Indeed, the entire game was played with urgency by the Braves, who were the first team to pull their starting pitcher last night when Snitker yanked Anderson after a two-run first inning and worrisome second and thirds. Indeed, the only time they acted tentatively was on Heredia's hard-charge-turned-half-hearted-stab at Taylor's bloop hit in the seventh, the one that gave the Dodgers and their 109 wins a 4-2 lead with their three nastiest pitchers still to come.

It made no difference, as Rosario's slide around catcher Will D. Smith was a thing of old-school elegance and Albies simply outran Corey Seager's hurried relay throw, and the Braves are now proud winners of their third consecutive last-at-bat victory. For a team that had to fight off the Mets and Philadelphia Phillies (have we mentioned the suffix "for Christ's sake?" We have? Okay, good) just to be seen, the Braves are now the team with nothing to lose but its timidity.
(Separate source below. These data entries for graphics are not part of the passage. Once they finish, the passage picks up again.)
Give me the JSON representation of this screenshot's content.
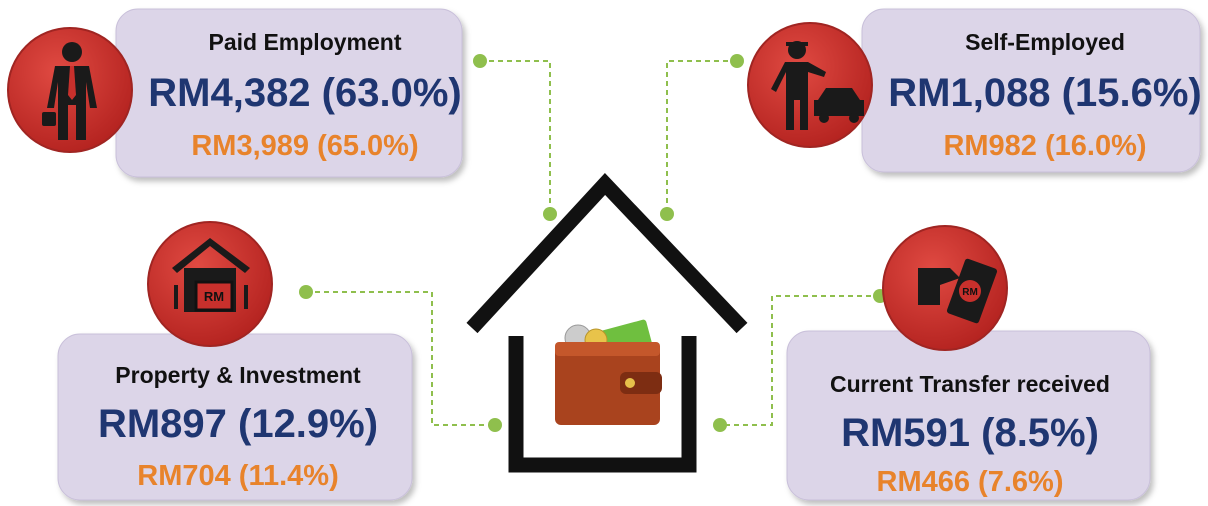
{
  "cards": [
    {
      "title": "Paid Employment",
      "primary": "RM4,382 (63.0%)",
      "secondary": "RM3,989 (65.0%)"
    },
    {
      "title": "Self-Employed",
      "primary": "RM1,088 (15.6%)",
      "secondary": "RM982 (16.0%)"
    },
    {
      "title": "Property & Investment",
      "primary": "RM897 (12.9%)",
      "secondary": "RM704 (11.4%)"
    },
    {
      "title": "Current Transfer received",
      "primary": "RM591 (8.5%)",
      "secondary": "RM466 (7.6%)"
    }
  ]
}
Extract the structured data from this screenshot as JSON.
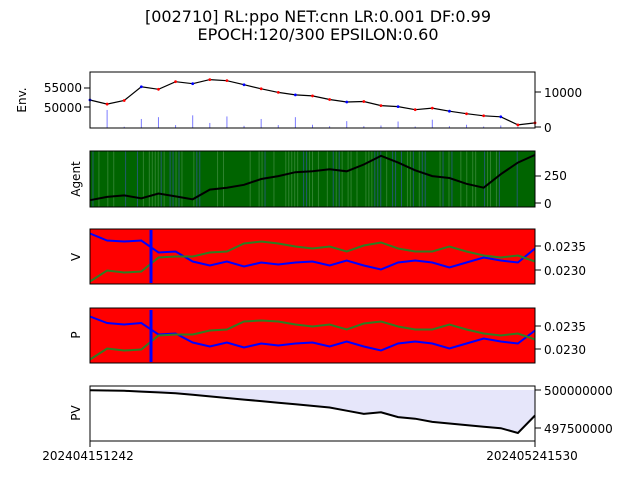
{
  "figure": {
    "title_line1": "[002710] RL:ppo NET:cnn LR:0.001 DF:0.99",
    "title_line2": "EPOCH:120/300 EPSILON:0.60",
    "x_ticks": [
      "202404151242",
      "202405241530"
    ]
  },
  "chart_data": [
    {
      "type": "line",
      "ylabel": "Env.",
      "left_ticks": [
        "55000",
        "50000"
      ],
      "right_ticks": [
        "10000",
        "0"
      ],
      "left_ylim": [
        46500,
        57500
      ],
      "right_ylim": [
        0,
        15500
      ],
      "series": [
        {
          "name": "",
          "role": "price",
          "color": "#000000",
          "values": [
            52000,
            51200,
            51900,
            54600,
            54100,
            55600,
            55200,
            56000,
            55800,
            55000,
            54200,
            53500,
            53000,
            52800,
            52100,
            51600,
            51700,
            50900,
            50700,
            50100,
            50400,
            49800,
            49300,
            48900,
            48700,
            47100,
            47500
          ]
        }
      ],
      "volume": [
        600,
        5000,
        350,
        2500,
        3000,
        800,
        3500,
        1400,
        3200,
        600,
        2500,
        800,
        3000,
        900,
        500,
        1900,
        500,
        700,
        1800,
        400,
        2300,
        500,
        900,
        400,
        700,
        300,
        2600
      ],
      "markers": {
        "buy_color": "#ff0000",
        "sell_color": "#0000ff"
      }
    },
    {
      "type": "line",
      "ylabel": "Agent",
      "right_ticks": [
        "250",
        "0"
      ],
      "ylim": [
        -60,
        520
      ],
      "background_color": "#006400",
      "series": [
        {
          "name": "",
          "color": "#000000",
          "values": [
            10,
            45,
            60,
            30,
            80,
            50,
            20,
            120,
            140,
            170,
            230,
            260,
            300,
            310,
            330,
            310,
            380,
            470,
            400,
            320,
            260,
            240,
            180,
            140,
            280,
            400,
            480
          ]
        }
      ]
    },
    {
      "type": "line",
      "ylabel": "V",
      "right_ticks": [
        "0.0235",
        "0.0230"
      ],
      "ylim": [
        0.02275,
        0.02385
      ],
      "background_color": "#ff0000",
      "series": [
        {
          "name": "",
          "color": "#0000ff",
          "values": [
            0.02376,
            0.02362,
            0.0236,
            0.02362,
            0.02338,
            0.0234,
            0.0232,
            0.02312,
            0.0232,
            0.0231,
            0.02318,
            0.02314,
            0.02318,
            0.0232,
            0.02312,
            0.02322,
            0.02312,
            0.02304,
            0.02318,
            0.02322,
            0.02318,
            0.02308,
            0.02318,
            0.02328,
            0.02322,
            0.02318,
            0.02346
          ]
        },
        {
          "name": "",
          "color": "#2e7d22",
          "values": [
            0.0228,
            0.02302,
            0.02298,
            0.023,
            0.02328,
            0.0233,
            0.0233,
            0.02338,
            0.0234,
            0.02356,
            0.0236,
            0.02356,
            0.0235,
            0.02346,
            0.0235,
            0.0234,
            0.02352,
            0.02358,
            0.02346,
            0.0234,
            0.0234,
            0.0235,
            0.0234,
            0.02332,
            0.02328,
            0.02332,
            0.0232
          ]
        }
      ]
    },
    {
      "type": "line",
      "ylabel": "P",
      "right_ticks": [
        "0.0235",
        "0.0230"
      ],
      "ylim": [
        0.02275,
        0.02385
      ],
      "background_color": "#ff0000",
      "series": [
        {
          "name": "",
          "color": "#0000ff",
          "values": [
            0.02368,
            0.02355,
            0.02352,
            0.02355,
            0.02332,
            0.02334,
            0.02316,
            0.02308,
            0.02316,
            0.02306,
            0.02314,
            0.0231,
            0.02314,
            0.02316,
            0.02308,
            0.02318,
            0.02308,
            0.023,
            0.02314,
            0.02318,
            0.02314,
            0.02304,
            0.02314,
            0.02324,
            0.02318,
            0.02314,
            0.0234
          ]
        },
        {
          "name": "",
          "color": "#2e7d22",
          "values": [
            0.02282,
            0.02304,
            0.023,
            0.02302,
            0.0233,
            0.02332,
            0.02332,
            0.0234,
            0.02342,
            0.02358,
            0.0236,
            0.02358,
            0.02352,
            0.02348,
            0.02352,
            0.02342,
            0.02354,
            0.02358,
            0.02348,
            0.02342,
            0.02342,
            0.02352,
            0.02342,
            0.02334,
            0.0233,
            0.02334,
            0.02322
          ]
        }
      ]
    },
    {
      "type": "area",
      "ylabel": "PV",
      "right_ticks": [
        "500000000",
        "497500000"
      ],
      "ylim": [
        496800000,
        500250000
      ],
      "fill_color": "#e6e6fa",
      "baseline": 500000000,
      "series": [
        {
          "name": "",
          "color": "#000000",
          "values": [
            499980000,
            499970000,
            499950000,
            499900000,
            499850000,
            499800000,
            499700000,
            499600000,
            499500000,
            499400000,
            499300000,
            499200000,
            499100000,
            499000000,
            498900000,
            498700000,
            498500000,
            498600000,
            498300000,
            498200000,
            498000000,
            497900000,
            497800000,
            497700000,
            497600000,
            497300000,
            498400000
          ]
        }
      ]
    }
  ]
}
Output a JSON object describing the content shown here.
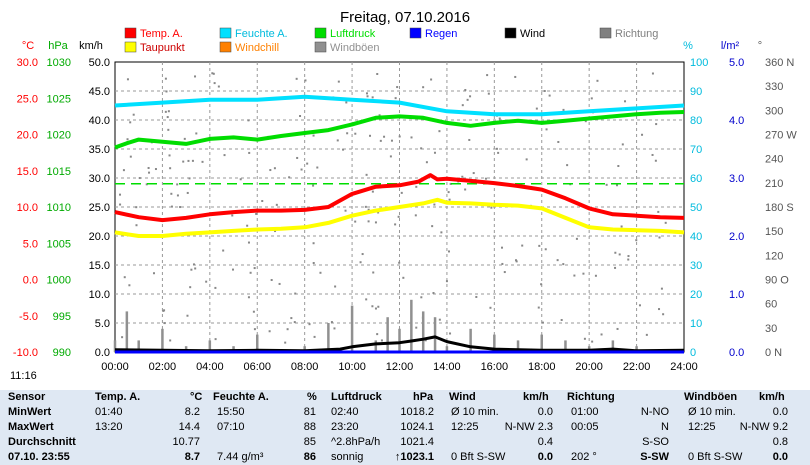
{
  "chart_data": {
    "type": "line",
    "title": "Freitag, 07.10.2016",
    "x_ticks": [
      "00:00",
      "02:00",
      "04:00",
      "06:00",
      "08:00",
      "10:00",
      "12:00",
      "14:00",
      "16:00",
      "18:00",
      "20:00",
      "22:00",
      "24:00"
    ],
    "axes": {
      "temp_c": {
        "label": "°C",
        "ticks": [
          "30.0",
          "25.0",
          "20.0",
          "15.0",
          "10.0",
          "5.0",
          "0.0",
          "-5.0",
          "-10.0"
        ],
        "range": [
          -10,
          30
        ]
      },
      "hpa": {
        "label": "hPa",
        "ticks": [
          "1030",
          "1025",
          "1020",
          "1015",
          "1010",
          "1005",
          "1000",
          "995",
          "990"
        ],
        "range": [
          990,
          1030
        ]
      },
      "kmh": {
        "label": "km/h",
        "ticks": [
          "50.0",
          "45.0",
          "40.0",
          "35.0",
          "30.0",
          "25.0",
          "20.0",
          "15.0",
          "10.0",
          "5.0",
          "0.0"
        ],
        "range": [
          0,
          50
        ]
      },
      "percent": {
        "label": "%",
        "ticks": [
          "100",
          "90",
          "80",
          "70",
          "60",
          "50",
          "40",
          "30",
          "20",
          "10",
          "0"
        ],
        "range": [
          0,
          100
        ]
      },
      "rain": {
        "label": "l/m²",
        "ticks": [
          "5.0",
          "4.0",
          "3.0",
          "2.0",
          "1.0",
          "0.0"
        ],
        "range": [
          0,
          5
        ]
      },
      "direction": {
        "label": "°",
        "ticks": [
          "360 N",
          "330",
          "300",
          "270 W",
          "240",
          "210",
          "180 S",
          "150",
          "120",
          "90 O",
          "60",
          "30",
          "0 N"
        ],
        "range": [
          0,
          360
        ]
      }
    },
    "legend": [
      {
        "name": "Temp. A.",
        "color": "#ff0000"
      },
      {
        "name": "Feuchte A.",
        "color": "#00e0ff"
      },
      {
        "name": "Luftdruck",
        "color": "#00dd00"
      },
      {
        "name": "Regen",
        "color": "#0000ff"
      },
      {
        "name": "Wind",
        "color": "#000000"
      },
      {
        "name": "Richtung",
        "color": "#808080"
      },
      {
        "name": "Taupunkt",
        "color": "#ffff00"
      },
      {
        "name": "Windchill",
        "color": "#ff8000"
      },
      {
        "name": "Windböen",
        "color": "#909090"
      }
    ],
    "series": [
      {
        "name": "Temp. A.",
        "axis": "temp_c",
        "color": "#ff0000",
        "x": [
          0,
          1,
          2,
          3,
          4,
          5,
          6,
          7,
          8,
          9,
          10,
          11,
          12,
          12.8,
          13.3,
          13.6,
          14,
          15,
          16,
          17,
          18,
          19,
          20,
          21,
          22,
          23,
          24
        ],
        "y": [
          9.3,
          8.6,
          8.2,
          8.5,
          9.0,
          9.3,
          9.5,
          9.5,
          9.6,
          10.0,
          11.8,
          12.8,
          13.0,
          13.5,
          14.4,
          13.8,
          13.9,
          13.6,
          13.3,
          12.9,
          12.4,
          11.2,
          9.8,
          9.0,
          8.8,
          8.6,
          8.5
        ]
      },
      {
        "name": "Taupunkt",
        "axis": "temp_c",
        "color": "#ffff00",
        "x": [
          0,
          1,
          2,
          3,
          4,
          5,
          6,
          7,
          8,
          9,
          10,
          11,
          12,
          13,
          13.6,
          14,
          15,
          16,
          17,
          18,
          19,
          20,
          21,
          22,
          23,
          24
        ],
        "y": [
          6.5,
          6.0,
          6.0,
          6.3,
          6.5,
          6.7,
          6.9,
          7.0,
          7.2,
          7.8,
          8.8,
          9.5,
          10.0,
          10.5,
          11.0,
          10.6,
          10.5,
          10.3,
          10.2,
          9.8,
          8.5,
          7.2,
          6.9,
          6.8,
          6.7,
          6.5
        ]
      },
      {
        "name": "Feuchte A.",
        "axis": "percent",
        "color": "#00e0ff",
        "x": [
          0,
          2,
          4,
          6,
          8,
          10,
          12,
          14,
          16,
          18,
          20,
          22,
          24
        ],
        "y": [
          85,
          86,
          87,
          87,
          88,
          87,
          86,
          83,
          82,
          82,
          83,
          84,
          85
        ]
      },
      {
        "name": "Luftdruck",
        "axis": "hpa",
        "color": "#00dd00",
        "x": [
          0,
          0.5,
          1,
          2,
          3,
          4,
          5,
          6,
          7,
          8,
          9,
          10,
          11,
          12,
          13,
          14,
          15,
          16,
          17,
          18,
          19,
          20,
          21,
          22,
          23,
          24
        ],
        "y": [
          1018.2,
          1018.8,
          1019.3,
          1019.0,
          1018.7,
          1019.4,
          1019.6,
          1019.3,
          1019.8,
          1020.2,
          1020.6,
          1021.4,
          1022.3,
          1022.5,
          1022.3,
          1021.6,
          1021.2,
          1021.6,
          1021.9,
          1021.6,
          1021.9,
          1022.2,
          1022.5,
          1022.8,
          1023.0,
          1023.1
        ]
      },
      {
        "name": "Wind",
        "axis": "kmh",
        "color": "#000000",
        "x": [
          0,
          2,
          4,
          6,
          8,
          9.5,
          10,
          11,
          12,
          12.5,
          13,
          13.5,
          14,
          15,
          16,
          18,
          20,
          21,
          22,
          24
        ],
        "y": [
          0.4,
          0.3,
          0.2,
          0.3,
          0.2,
          0.5,
          0.9,
          1.4,
          1.6,
          1.9,
          2.2,
          2.6,
          1.8,
          0.9,
          0.5,
          0.3,
          0.3,
          0.5,
          0.2,
          0.3
        ]
      },
      {
        "name": "Windböen",
        "axis": "kmh",
        "color": "#909090",
        "x": [
          0,
          0.5,
          1,
          2,
          3,
          4,
          5,
          6,
          7,
          8,
          9,
          10,
          11,
          11.5,
          12,
          12.5,
          13,
          13.5,
          14,
          15,
          16,
          17,
          18,
          19,
          20,
          21,
          22,
          23,
          24
        ],
        "y": [
          2,
          7,
          2,
          4,
          1,
          2,
          1,
          3,
          0,
          1,
          5,
          8,
          2,
          6,
          4,
          9,
          7,
          6,
          1,
          4,
          3,
          2,
          3,
          2,
          1,
          2,
          1,
          0,
          0
        ]
      },
      {
        "name": "Regen",
        "axis": "rain",
        "color": "#0000ff",
        "x": [
          0,
          24
        ],
        "y": [
          0.0,
          0.0
        ]
      }
    ],
    "reference_line": {
      "axis": "percent",
      "value": 58,
      "color": "#00dd00"
    }
  },
  "clock": "11:16",
  "table": {
    "headers": {
      "sensor": "Sensor",
      "temp": "Temp. A.",
      "temp_unit": "°C",
      "humidity": "Feuchte A.",
      "humidity_unit": "%",
      "pressure": "Luftdruck",
      "pressure_unit": "hPa",
      "wind": "Wind",
      "wind_unit": "km/h",
      "direction": "Richtung",
      "gusts": "Windböen",
      "gusts_unit": "km/h"
    },
    "rows": [
      {
        "label": "MinWert",
        "temp_time": "01:40",
        "temp_val": "8.2",
        "hum_time": "15:50",
        "hum_val": "81",
        "pres_time": "02:40",
        "pres_val": "1018.2",
        "wind_time": "Ø 10 min.",
        "wind_val": "0.0",
        "dir_time": "01:00",
        "dir_val": "N-NO",
        "gust_time": "Ø 10 min.",
        "gust_val": "0.0"
      },
      {
        "label": "MaxWert",
        "temp_time": "13:20",
        "temp_val": "14.4",
        "hum_time": "07:10",
        "hum_val": "88",
        "pres_time": "23:20",
        "pres_val": "1024.1",
        "wind_time": "12:25",
        "wind_val": "N-NW 2.3",
        "dir_time": "00:05",
        "dir_val": "N",
        "gust_time": "12:25",
        "gust_val": "N-NW 9.2"
      },
      {
        "label": "Durchschnitt",
        "temp_time": "",
        "temp_val": "10.77",
        "hum_time": "",
        "hum_val": "85",
        "pres_time": "^2.8hPa/h",
        "pres_val": "1021.4",
        "wind_time": "",
        "wind_val": "0.4",
        "dir_time": "",
        "dir_val": "S-SO",
        "gust_time": "",
        "gust_val": "0.8"
      },
      {
        "label": "07.10. 23:55",
        "temp_time": "",
        "temp_val": "8.7",
        "hum_time": "7.44 g/m³",
        "hum_val": "86",
        "pres_time": "sonnig",
        "pres_val": "↑1023.1",
        "wind_time": "0 Bft S-SW",
        "wind_val": "0.0",
        "dir_time": "202 °",
        "dir_val": "S-SW",
        "gust_time": "0 Bft S-SW",
        "gust_val": "0.0"
      }
    ]
  }
}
Of course, not every runner is safe every time, and not every premature pitching change works, and the Dodgers didn't get here on their porn mustaches alone. But we know which team is playing as though it being chased by wasps, and it's the one up two games on sheer brassy daring and "If I'm wrong, I'm wrong. I've just got to eat it." This is why the new baseball postseason is so much better—because every inning is the ninth, and every pitcher works in short relief, and every third base coach who puts up a stop sign is court-martialed and shot for cowardice.

Now doesn't that beat one more shanked field goal?